In [2]:
import pandas as pd
from transformers import MarianMTModel, MarianTokenizer
from tqdm import tqdm

# 1. Load your dataset
df = pd.read_excel("mental_health.xlsx")

# 2. Load translation model (English → Swahili)
model_name = 'Helsinki-NLP/opus-mt-en-sw'
tokenizer = MarianTokenizer.from_pretrained(model_name)
model = MarianMTModel.from_pretrained(model_name)

# 3. Translate function
def translate_text(text):
    if pd.isna(text):
        return ""
    inputs = tokenizer([text], return_tensors="pt", padding=True, truncation=True)
    translated = model.generate(**inputs)
    return tokenizer.decode(translated[0], skip_special_tokens=True)

# 4. Apply translation to text column
tqdm.pandas()
df["text_sw"] = df["text"].progress_apply(translate_text)

# 5. Save to new CSV
df.to_csv("translated_dataset.csv", index=False)
print("✅ Translation complete! Saved as translated_dataset.csv")
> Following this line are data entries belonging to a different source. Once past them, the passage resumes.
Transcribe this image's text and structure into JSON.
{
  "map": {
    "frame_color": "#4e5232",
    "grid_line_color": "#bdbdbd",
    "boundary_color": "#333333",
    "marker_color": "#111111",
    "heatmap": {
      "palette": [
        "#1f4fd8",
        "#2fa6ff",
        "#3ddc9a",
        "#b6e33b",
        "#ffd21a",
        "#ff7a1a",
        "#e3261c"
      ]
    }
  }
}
100%|██████████| 103488/103488 [57:57:42<00:00,  2.02s/it]   


✅ Translation complete! Saved as translated_dataset.csv


## **Adding the Swahili Feature to our Dataset**

Our dataset contained a large number of rows i.e 100k rows, so we decided to have a separate notebook for translation. For this notebook we translated around 18k rows into swahili language.

Steps:
1. Pip install required dependecies these include:
   * transformers
   * sentencepiece
   * torch
   * huggingface_hub[hf_xet]
2. Create a dataframe with number of rows you would prefer. For this notebook we translated 18k rows from our original dataset.